I could practically hear his teeth grinding through the link. 'No. I embraced the darkness from the beginning, though I am still not immune to the pull of the light.'

He sounded oddly disgruntled, and it hit me quite suddenly that Ren struggled to resist the emotionless light side of the Force just as I fought against the violence of the dark side. Did Snoke chastise him for this perceived weakness the same way Luke often disapproved of my use of the Force during training? Was he as tired of the constant struggle as I was?

'What exactly do you want?' I asked carefully.

'I think it's possible to use both the dark and light sides of the Force at the same time, and I want your help in figuring out how.'

His answer was both blunt and terrifying because I felt the dreadful stir of curiosity rearing its head. Was it plausible, I wondered, to take Force power drawn from supposedly dark side emotions and intertwine it with the calm, controlled focus of the light side? Would it feel more natural than following the rules of the rigid Jedi code?

I shook my head against my pillow. I had to end this conversation before the temptation grew into something I acted on. If Ren were right and such a thing were possible, it would lead to an unprecedented amount of control over the Force – and power always attracted people who were prepared to possess it for themselves.

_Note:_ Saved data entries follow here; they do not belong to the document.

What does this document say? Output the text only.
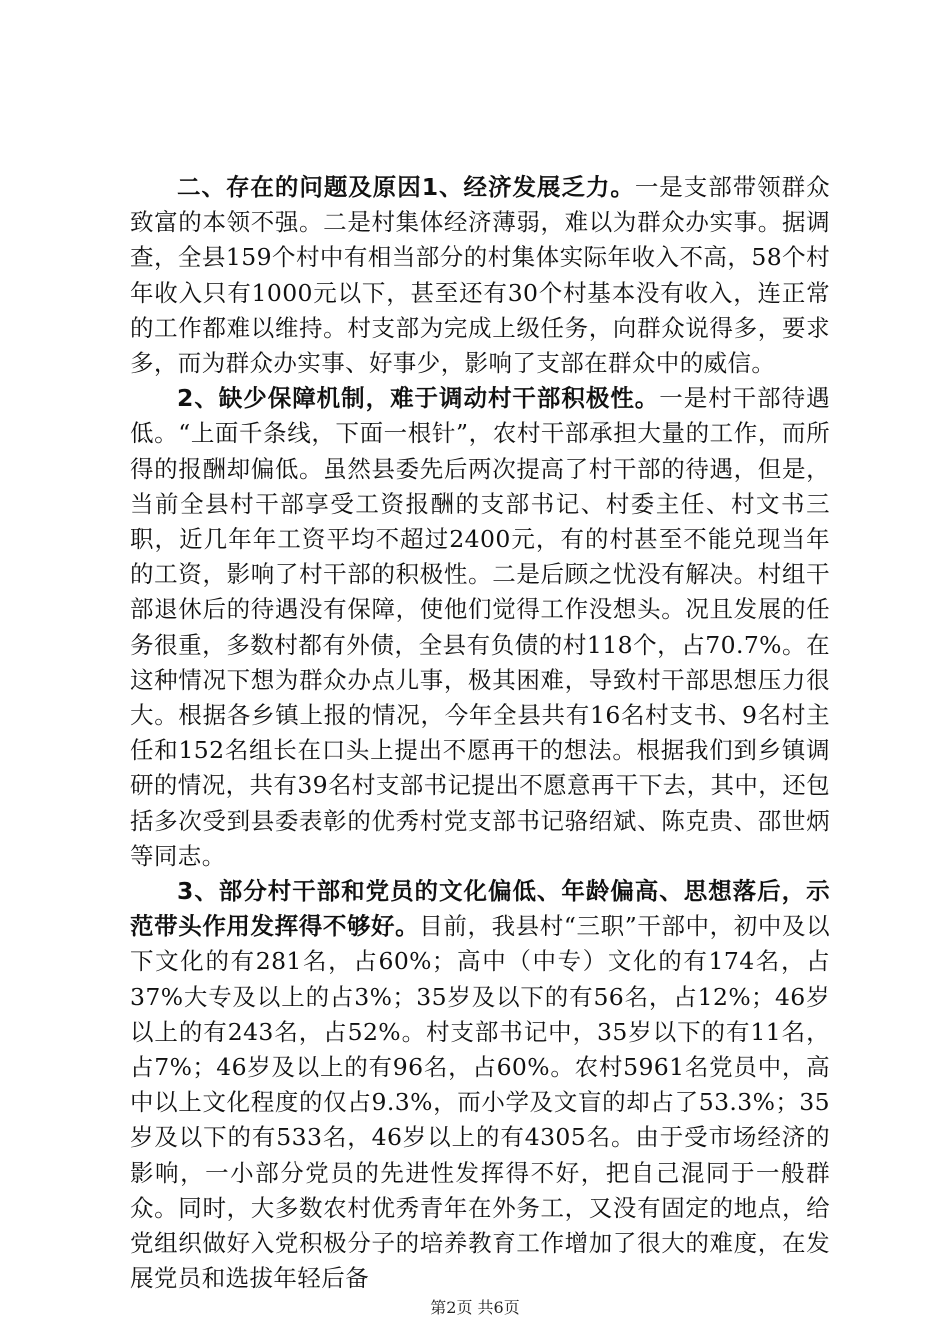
二、存在的问题及原因1、经济发展乏力。一是支部带领群众致富的本领不强。二是村集体经济薄弱，难以为群众办实事。据调查，全县159个村中有相当部分的村集体实际年收入不高，58个村年收入只有1000元以下，甚至还有30个村基本没有收入，连正常的工作都难以维持。村支部为完成上级任务，向群众说得多，要求多，而为群众办实事、好事少，影响了支部在群众中的威信。

2、缺少保障机制，难于调动村干部积极性。一是村干部待遇低。“上面千条线，下面一根针”，农村干部承担大量的工作，而所得的报酬却偏低。虽然县委先后两次提高了村干部的待遇，但是，当前全县村干部享受工资报酬的支部书记、村委主任、村文书三职，近几年年工资平均不超过2400元，有的村甚至不能兑现当年的工资，影响了村干部的积极性。二是后顾之忧没有解决。村组干部退休后的待遇没有保障，使他们觉得工作没想头。况且发展的任务很重，多数村都有外债，全县有负债的村118个，占70.7%。在这种情况下想为群众办点儿事，极其困难，导致村干部思想压力很大。根据各乡镇上报的情况，今年全县共有16名村支书、9名村主任和152名组长在口头上提出不愿再干的想法。根据我们到乡镇调研的情况，共有39名村支部书记提出不愿意再干下去，其中，还包括多次受到县委表彰的优秀村党支部书记骆绍斌、陈克贵、邵世炳等同志。

3、部分村干部和党员的文化偏低、年龄偏高、思想落后，示范带头作用发挥得不够好。目前，我县村“三职”干部中，初中及以下文化的有281名，占60%；高中（中专）文化的有174名，占37%大专及以上的占3%；35岁及以下的有56名，占12%；46岁以上的有243名，占52%。村支部书记中，35岁以下的有11名，占7%；46岁及以上的有96名，占60%。农村5961名党员中，高中以上文化程度的仅占9.3%，而小学及文盲的却占了53.3%；35岁及以下的有533名，46岁以上的有4305名。由于受市场经济的影响，一小部分党员的先进性发挥得不好，把自己混同于一般群众。同时，大多数农村优秀青年在外务工，又没有固定的地点，给党组织做好入党积极分子的培养教育工作增加了很大的难度，在发展党员和选拔年轻后备

第2页 共6页
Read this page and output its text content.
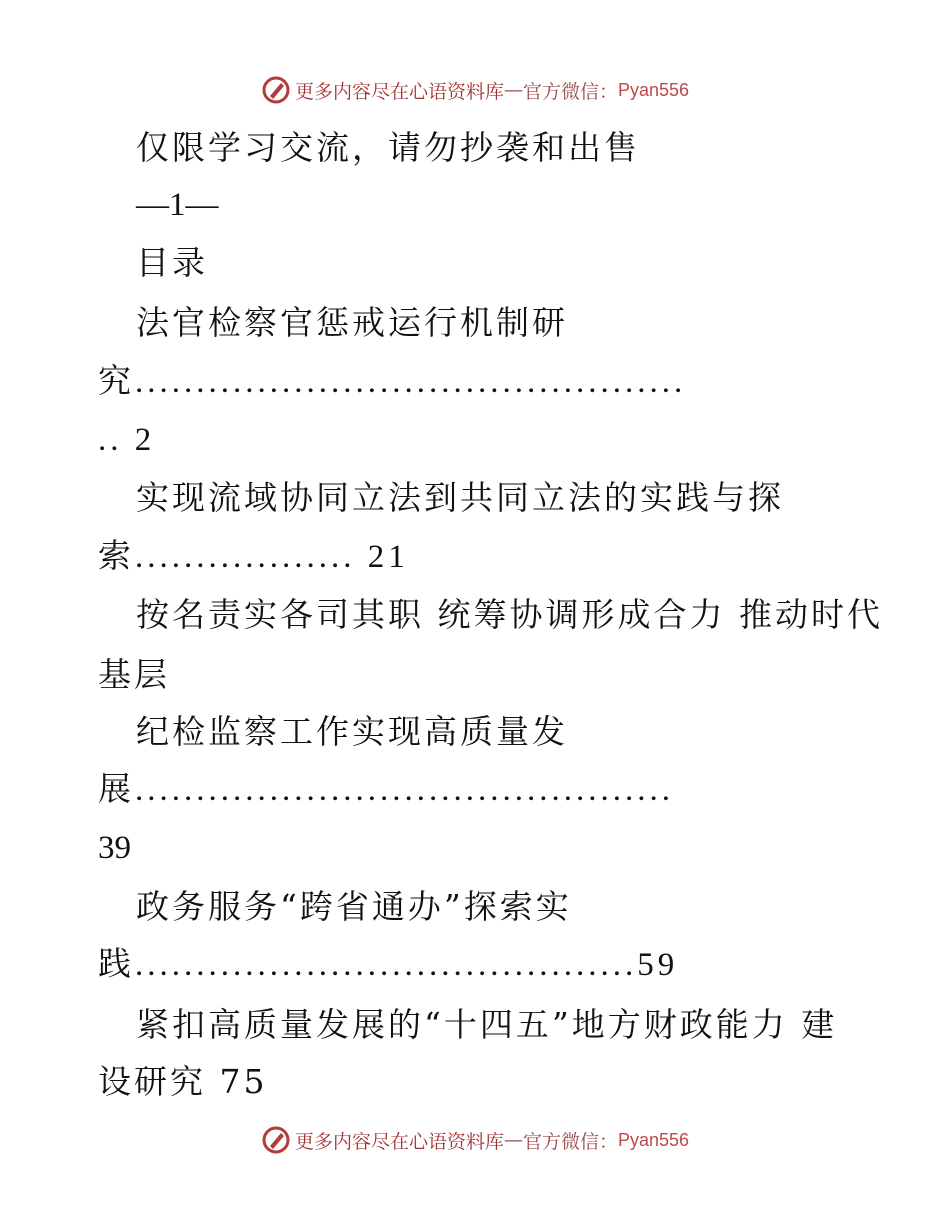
更多内容尽在心语资料库 — 官方微信： Pyan556
仅限学习交流，请勿抄袭和出售
—1—
目录
法官检察官惩戒运行机制研
究.............................................
.. 2
实现流域协同立法到共同立法的实践与探
索.................. 21
按名责实各司其职 统筹协调形成合力 推动时代
基层
纪检监察工作实现高质量发
展............................................
39
政务服务“跨省通办”探索实
践.........................................59
紧扣高质量发展的“十四五”地方财政能力 建
设研究 75
更多内容尽在心语资料库 — 官方微信： Pyan556
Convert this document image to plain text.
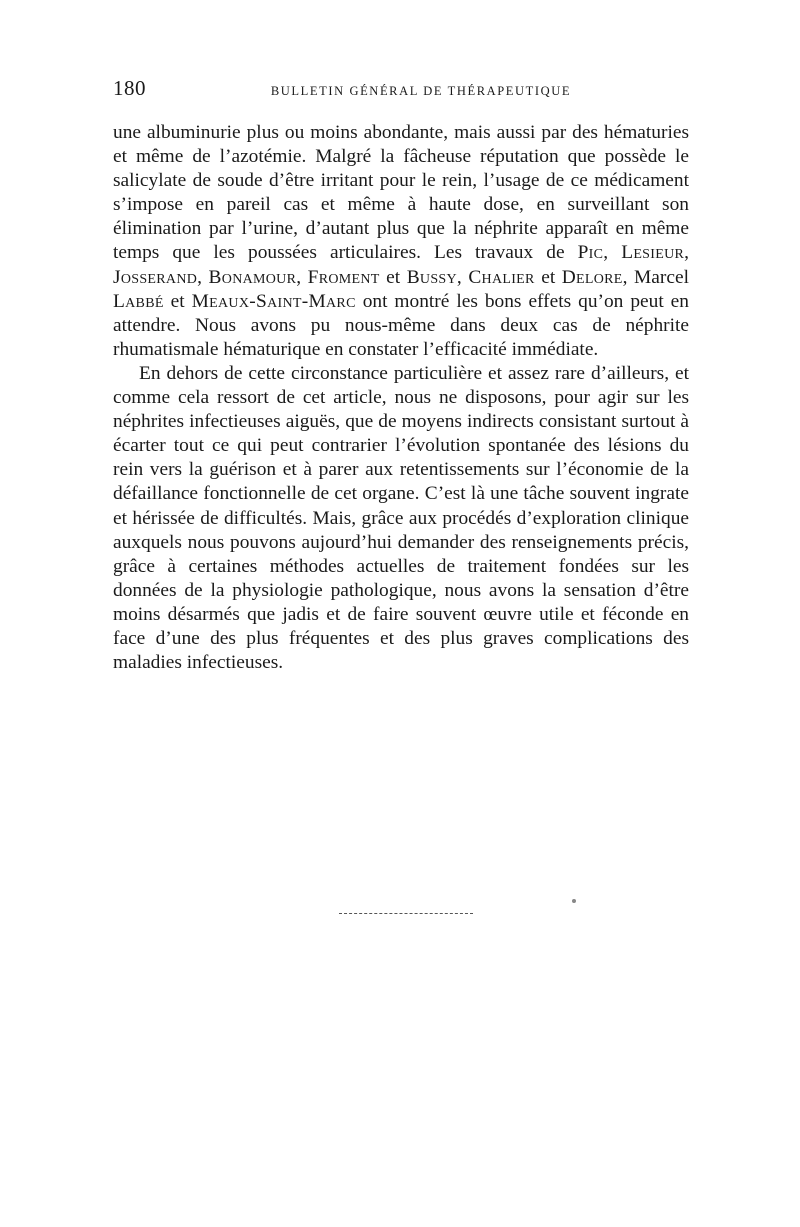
180	BULLETIN GÉNÉRAL DE THÉRAPEUTIQUE

une albuminurie plus ou moins abondante, mais aussi par des hématuries et même de l’azotémie. Malgré la fâcheuse réputation que possède le salicylate de soude d’être irritant pour le rein, l’usage de ce médicament s’impose en pareil cas et même à haute dose, en surveillant son élimination par l’urine, d’autant plus que la néphrite apparaît en même temps que les poussées articulaires. Les travaux de Pic, Lesieur, Josserand, Bonamour, Froment et Bussy, Chalier et Delore, Marcel Labbé et Meaux-Saint-Marc ont montré les bons effets qu’on peut en attendre. Nous avons pu nous-même dans deux cas de néphrite rhumatismale hématurique en constater l’efficacité immédiate.

En dehors de cette circonstance particulière et assez rare d’ailleurs, et comme cela ressort de cet article, nous ne disposons, pour agir sur les néphrites infectieuses aiguës, que de moyens indirects consistant surtout à écarter tout ce qui peut contrarier l’évolution spontanée des lésions du rein vers la guérison et à parer aux retentissements sur l’économie de la défaillance fonctionnelle de cet organe. C’est là une tâche souvent ingrate et hérissée de difficultés. Mais, grâce aux procédés d’exploration clinique auxquels nous pouvons aujourd’hui demander des renseignements précis, grâce à certaines méthodes actuelles de traitement fondées sur les données de la physiologie pathologique, nous avons la sensation d’être moins désarmés que jadis et de faire souvent œuvre utile et féconde en face d’une des plus fréquentes et des plus graves complications des maladies infectieuses.
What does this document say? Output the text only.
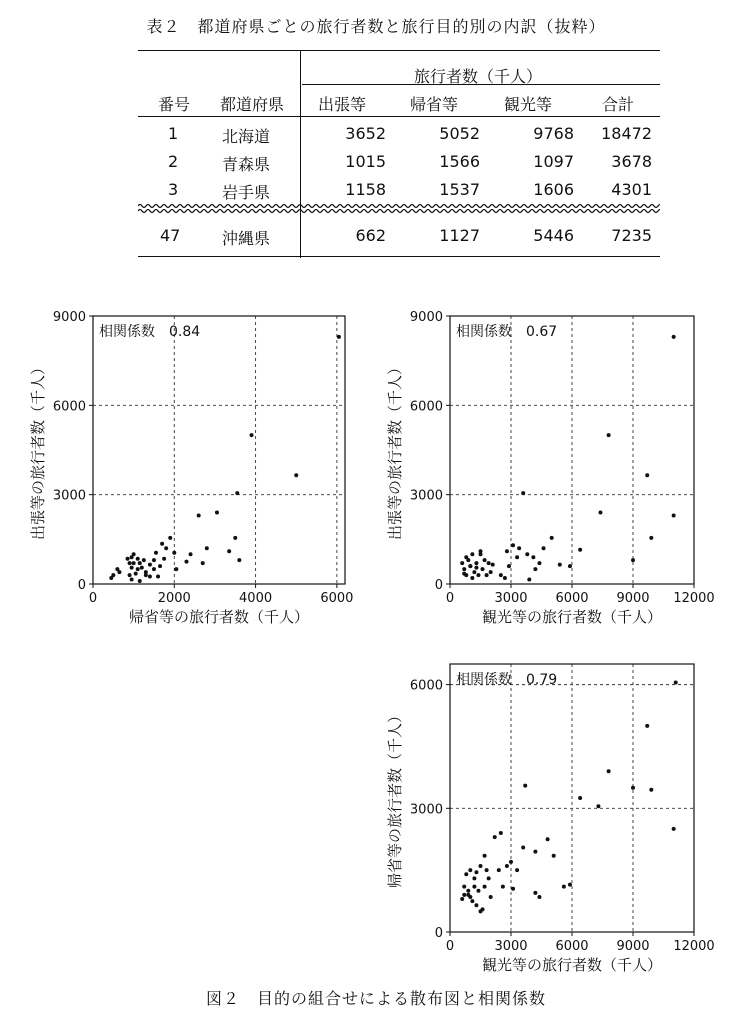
表２　都道府県ごとの旅行者数と旅行目的別の内訳（抜粋）
旅行者数（千人）
番号 都道府県 出張等	帰省等	観光等	合計
1	北海道	3652	5052	9768	18472
2	青森県	1015	1566	1097	3678
3	岩手県	1158	1537	1606	4301
47	沖縄県	662	1127	5446	7235
0	2000	4000	6000
0
3000
6000
9000
相関係数　0.84
帰省等の旅行者数（千人）
出張等の旅行者数（千人）
0	3000 6000 9000 12000
0
3000
6000
9000
相関係数　0.67
観光等の旅行者数（千人）
出張等の旅行者数（千人）
0	3000 6000 9000 12000
0
3000
6000 相関係数　0.79
観光等の旅行者数（千人）
帰省等の旅行者数（千人）
図２　目的の組合せによる散布図と相関係数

'It's a waste of my time to help you. There is too much darkness in you for any light to reach,' I hissed. 'You destroyed an entire generation of Jedi, and when I stopped you from trying to kill your uncle, you murdered your father instead.'

'If you're trying to piss me off so I leave you alone, it's working,' he growled.

'You serve Snoke and the First Order – the embodiment of evil in the galaxy. Helping you gain any more power over the Force would help that cause, and I would sooner die than support the Order.'

Ren scoffed. 'I'm an idiot for thinking your answer would be any different. Training with Luke has made you predictable. You sound just like him. Too stubborn and afraid to use the Force outside of your Jedi code. No matter how much Skywalker preaches against the dark side, that man knows nothing but fear.'

'Quit insulting Luke and get out of my head,' I spat. 'I didn't want you here in the first place.'

He laughed grimly. 'Then practice your shields, scavenger, because I know where to find you.'

I bristled, clenching my fists against the sheets, and summoned a surge of power so strong it sparked against the stuffy air in my room. Ren's presence was thrown out of my head as if I had slammed a door in his face.

The conversation had aggravated me so much I halfway considered dropping the shield to bait Ren into returning, just so I could throw him out a second time.

Instead I paced the length of my room for a solid thirty minutes, constructing the framework for an intricate shield and then packing it with enough power that the energy would linger for days. I hoped it would be strong enough to keep Ren out.

Exhaustion caught up with me and I fell asleep the moment I laid down. I dreamt of falling into darkness, fearing that the light would someday come roaring back to claim me and I would have nothing left in my soul to offer it.